Seconda obiezione: è l’insegnamento stesso della Chiesa che afferma «l’autonomia delle realtà temporali», e la conseguente «autonomia» dei fedeli laici nella gestione delle medesime. Ma un progetto di impegno per la città come sopra configurato sottomette la realtà della stessa, ad un magistero che non le appartiene e quindi ad un’autorità estranea [autonomia vs. eteromia]; sottomette una parte dei cittadini ad un’obbedienza che li priva di fondamentali diritti inerenti alla cittadinanza.
Risposta: distinguo i due aspetti o momenti dell’obbedienza.
a) A riguardo dell’autonomia delle realtà temporali, occorre fare una distinzione di decisiva importanza.

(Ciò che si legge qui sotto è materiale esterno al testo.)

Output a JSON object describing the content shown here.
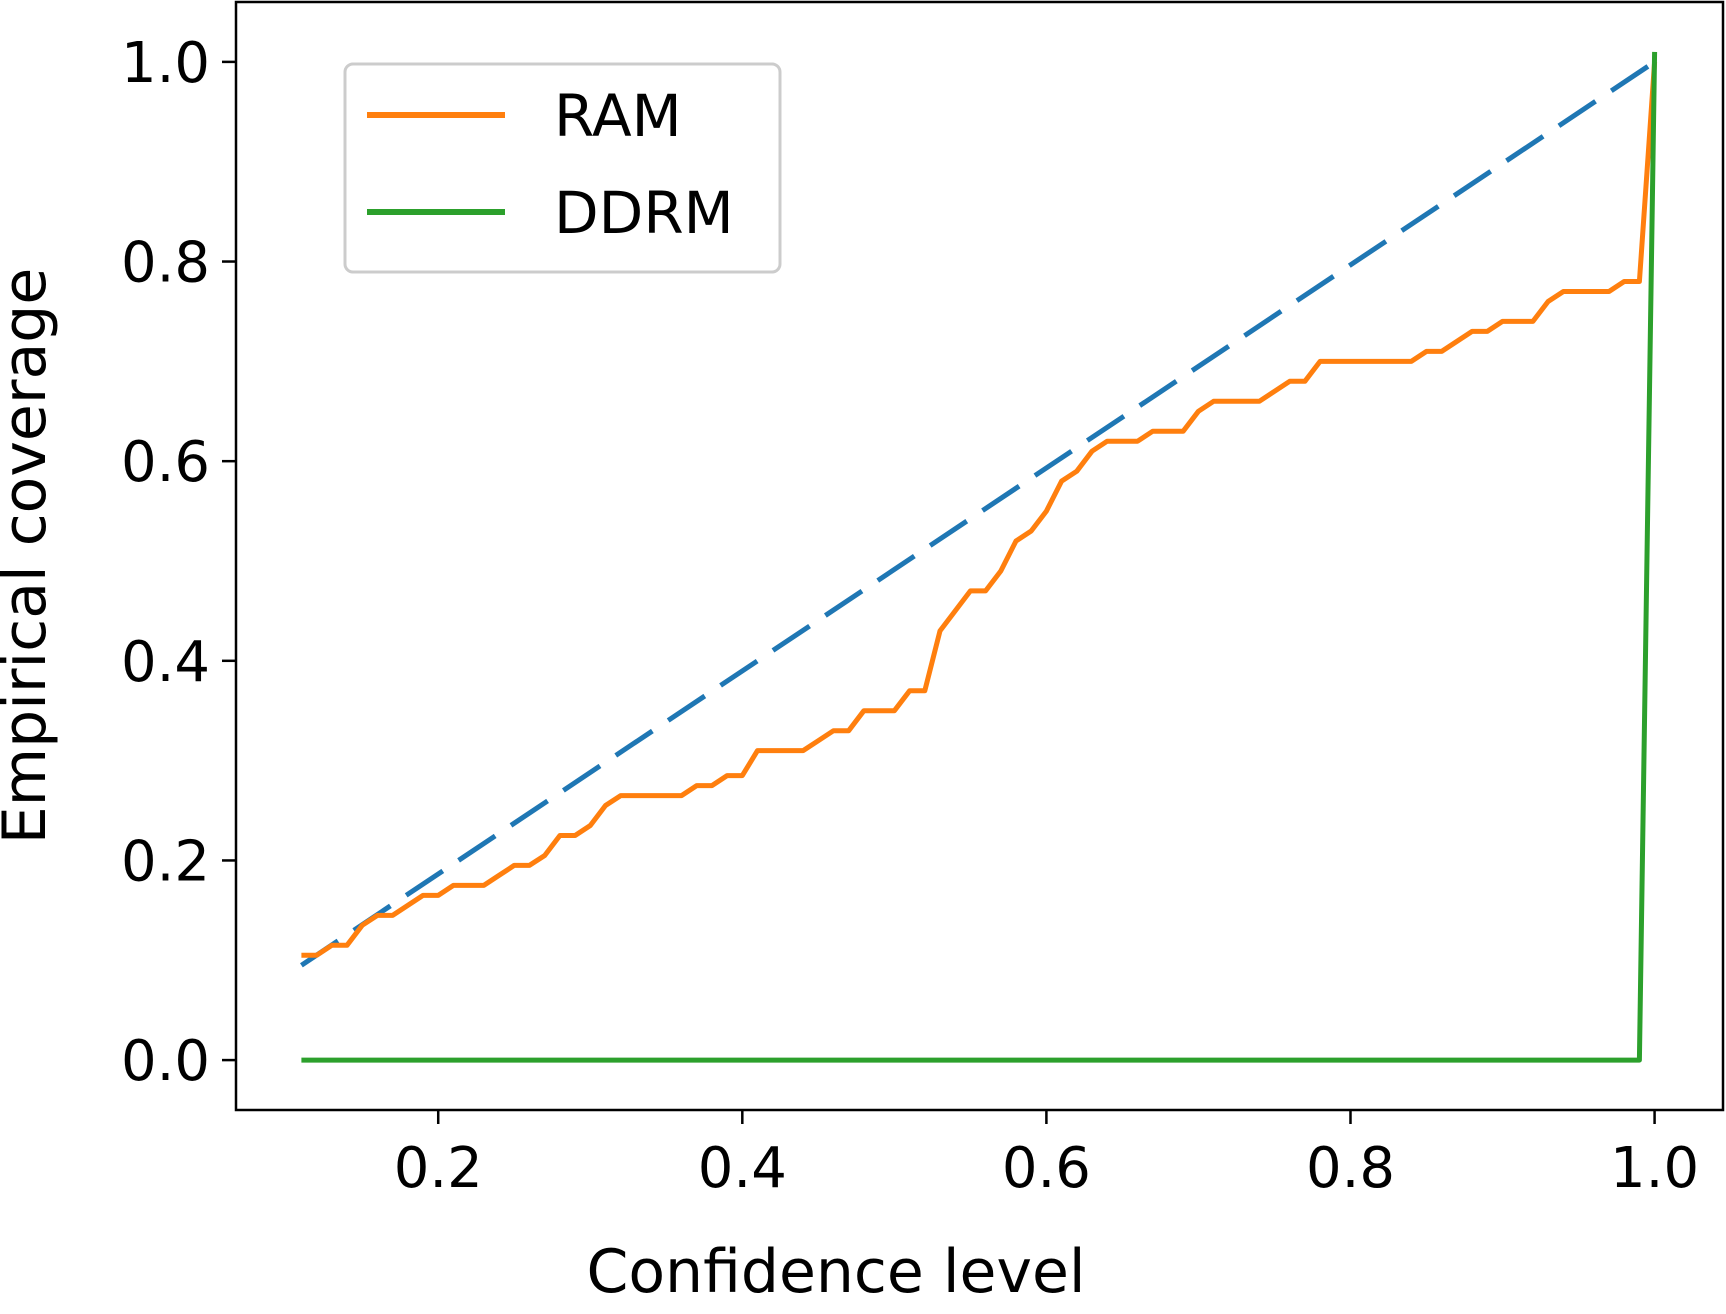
{
  "chart_data": {
    "type": "line",
    "title": "",
    "xlabel": "Confidence level",
    "ylabel": "Empirical coverage",
    "xlim": [
      0.067,
      1.045
    ],
    "ylim": [
      -0.05,
      1.06
    ],
    "xticks": [
      0.2,
      0.4,
      0.6,
      0.8,
      1.0
    ],
    "xtick_labels": [
      "0.2",
      "0.4",
      "0.6",
      "0.8",
      "1.0"
    ],
    "yticks": [
      0.0,
      0.2,
      0.4,
      0.6,
      0.8,
      1.0
    ],
    "ytick_labels": [
      "0.0",
      "0.2",
      "0.4",
      "0.6",
      "0.8",
      "1.0"
    ],
    "grid": false,
    "legend_position": "top-left",
    "series": [
      {
        "name": "",
        "color": "#1f77b4",
        "style": "dashed",
        "x": [
          0.11,
          1.0
        ],
        "y": [
          0.095,
          1.0
        ]
      },
      {
        "name": "RAM",
        "color": "#ff7f0e",
        "style": "solid",
        "x": [
          0.11,
          0.12,
          0.13,
          0.14,
          0.15,
          0.16,
          0.17,
          0.18,
          0.19,
          0.2,
          0.21,
          0.22,
          0.23,
          0.24,
          0.25,
          0.26,
          0.27,
          0.28,
          0.29,
          0.3,
          0.31,
          0.32,
          0.33,
          0.34,
          0.35,
          0.36,
          0.37,
          0.38,
          0.39,
          0.4,
          0.41,
          0.42,
          0.43,
          0.44,
          0.45,
          0.46,
          0.47,
          0.48,
          0.49,
          0.5,
          0.51,
          0.52,
          0.53,
          0.54,
          0.55,
          0.56,
          0.57,
          0.58,
          0.59,
          0.6,
          0.61,
          0.62,
          0.63,
          0.64,
          0.65,
          0.66,
          0.67,
          0.68,
          0.69,
          0.7,
          0.71,
          0.72,
          0.73,
          0.74,
          0.75,
          0.76,
          0.77,
          0.78,
          0.79,
          0.8,
          0.81,
          0.82,
          0.83,
          0.84,
          0.85,
          0.86,
          0.87,
          0.88,
          0.89,
          0.9,
          0.91,
          0.92,
          0.93,
          0.94,
          0.95,
          0.96,
          0.97,
          0.98,
          0.99,
          1.0
        ],
        "y": [
          0.105,
          0.105,
          0.115,
          0.115,
          0.135,
          0.145,
          0.145,
          0.155,
          0.165,
          0.165,
          0.175,
          0.175,
          0.175,
          0.185,
          0.195,
          0.195,
          0.205,
          0.225,
          0.225,
          0.235,
          0.255,
          0.265,
          0.265,
          0.265,
          0.265,
          0.265,
          0.275,
          0.275,
          0.285,
          0.285,
          0.31,
          0.31,
          0.31,
          0.31,
          0.32,
          0.33,
          0.33,
          0.35,
          0.35,
          0.35,
          0.37,
          0.37,
          0.43,
          0.45,
          0.47,
          0.47,
          0.49,
          0.52,
          0.53,
          0.55,
          0.58,
          0.59,
          0.61,
          0.62,
          0.62,
          0.62,
          0.63,
          0.63,
          0.63,
          0.65,
          0.66,
          0.66,
          0.66,
          0.66,
          0.67,
          0.68,
          0.68,
          0.7,
          0.7,
          0.7,
          0.7,
          0.7,
          0.7,
          0.7,
          0.71,
          0.71,
          0.72,
          0.73,
          0.73,
          0.74,
          0.74,
          0.74,
          0.76,
          0.77,
          0.77,
          0.77,
          0.77,
          0.78,
          0.78,
          1.0
        ]
      },
      {
        "name": "DDRM",
        "color": "#2ca02c",
        "style": "solid",
        "x": [
          0.11,
          0.99,
          1.0
        ],
        "y": [
          0.0,
          0.0,
          1.01
        ]
      }
    ]
  }
}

Se per autonomia si intende connotare la logica propria ed interna ad ogni espressione della socialità umana in ragione ed alla luce del suo fine specifico, la progettazione sociale-politica non attiene in alcuna maniera all’insegnamento della Chiesa, dal cui compito esula completamente formulare soluzioni concrete ad ancor meno tecniche a questioni temporali.Se per «autonomia» si intende che esistono ambiti dell’agire umano che possono/devono prescindere dalla verità circa il bene della persona umana e conseguenti criteri morali operativi, allora deve essere respinta perché porta alla devastazione dell’umanità della persona. Orbene l’insegnamento della Chiesa come tale si muove a questo livello.b) A riguardo del secondo aspetto della questione, occorre pure fare un’importante distinzione.

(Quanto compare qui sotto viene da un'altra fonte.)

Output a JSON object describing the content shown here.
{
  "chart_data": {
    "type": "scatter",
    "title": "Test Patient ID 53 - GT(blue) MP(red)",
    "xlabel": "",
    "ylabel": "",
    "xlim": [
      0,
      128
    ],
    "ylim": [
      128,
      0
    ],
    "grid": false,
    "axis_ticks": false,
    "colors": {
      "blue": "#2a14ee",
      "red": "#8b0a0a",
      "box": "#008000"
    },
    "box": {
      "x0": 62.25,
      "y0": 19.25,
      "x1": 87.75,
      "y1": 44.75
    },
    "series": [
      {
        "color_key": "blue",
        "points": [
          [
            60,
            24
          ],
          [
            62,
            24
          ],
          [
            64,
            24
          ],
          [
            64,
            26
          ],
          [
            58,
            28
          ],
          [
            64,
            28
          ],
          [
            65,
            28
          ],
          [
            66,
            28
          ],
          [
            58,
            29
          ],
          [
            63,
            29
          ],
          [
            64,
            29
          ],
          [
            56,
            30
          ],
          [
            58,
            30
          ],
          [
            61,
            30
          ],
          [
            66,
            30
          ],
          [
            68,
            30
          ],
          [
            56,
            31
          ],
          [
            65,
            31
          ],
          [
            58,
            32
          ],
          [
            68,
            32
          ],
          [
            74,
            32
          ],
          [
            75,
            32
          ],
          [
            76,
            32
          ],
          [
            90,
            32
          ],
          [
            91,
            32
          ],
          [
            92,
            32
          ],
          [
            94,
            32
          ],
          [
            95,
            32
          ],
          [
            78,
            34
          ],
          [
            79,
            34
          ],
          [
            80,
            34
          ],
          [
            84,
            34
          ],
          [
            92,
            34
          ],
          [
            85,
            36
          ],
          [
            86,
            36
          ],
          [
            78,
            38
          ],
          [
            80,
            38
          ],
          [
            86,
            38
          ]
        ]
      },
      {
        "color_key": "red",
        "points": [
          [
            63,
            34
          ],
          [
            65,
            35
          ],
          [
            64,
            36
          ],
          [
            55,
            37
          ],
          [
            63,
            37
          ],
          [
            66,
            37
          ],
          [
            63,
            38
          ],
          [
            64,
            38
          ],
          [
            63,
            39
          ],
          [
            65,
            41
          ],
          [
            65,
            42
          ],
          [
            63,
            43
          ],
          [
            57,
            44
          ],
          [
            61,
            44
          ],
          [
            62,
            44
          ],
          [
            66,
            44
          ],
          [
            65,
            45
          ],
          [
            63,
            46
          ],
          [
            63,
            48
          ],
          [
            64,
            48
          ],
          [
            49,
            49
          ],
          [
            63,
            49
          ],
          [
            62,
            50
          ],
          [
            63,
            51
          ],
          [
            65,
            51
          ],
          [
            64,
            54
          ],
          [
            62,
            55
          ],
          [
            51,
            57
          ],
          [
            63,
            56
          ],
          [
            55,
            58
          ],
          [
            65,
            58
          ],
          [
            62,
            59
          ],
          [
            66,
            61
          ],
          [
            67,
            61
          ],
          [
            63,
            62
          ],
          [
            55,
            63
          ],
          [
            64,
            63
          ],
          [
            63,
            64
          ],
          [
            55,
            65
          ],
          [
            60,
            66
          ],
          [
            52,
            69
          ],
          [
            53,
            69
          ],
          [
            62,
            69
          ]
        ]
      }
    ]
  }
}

Se per «autonomia» si intende che nell’impegno del cristiano per la città, al cristiano stesso è richiesto di non fare riferimento alla dottrina circa la propria coscienza, questo concetto di autonomia deve essere respinto. Sia perché in questo modo si afferma pericolosamente che l’attività politica possa essere sradicata da convinzioni morali vere; sia perché si negherebbe al cristiano, di fatto, di agire nella costruzione della città dell’uomo.Se per «autonomia» si intende la pluralità di progettazioni nel senso che abbiamo spiegato, allora l’autonomia va affermata e difesa.

CONCLUSIONE

Già nel 1939 Th. S. Eliot scriveva: «Io non considero il problema del cristianesimo come quello di una minoranza perseguitata: un cristiano trattato come nemico dello Stato ha una vita molto più dura, ma più semplice. M’interessano piuttosto i pericoli di una minoranza tollerata: può ben darsi che, nel mondo moderno, venire tollerato si riveli la cosa più intollerabile per un cristiano» [L’idea di una società cristiana, in Opere, Bompiani, Milano 2001, pag. 1504].La tolleranza la si esercita nei confronti di chi è ritenuto non omogeneo e non omologato e omologabile. Il problema è che rischiamo di costruire non una città neutrale, ma una città disumana: una città di individui non di persone.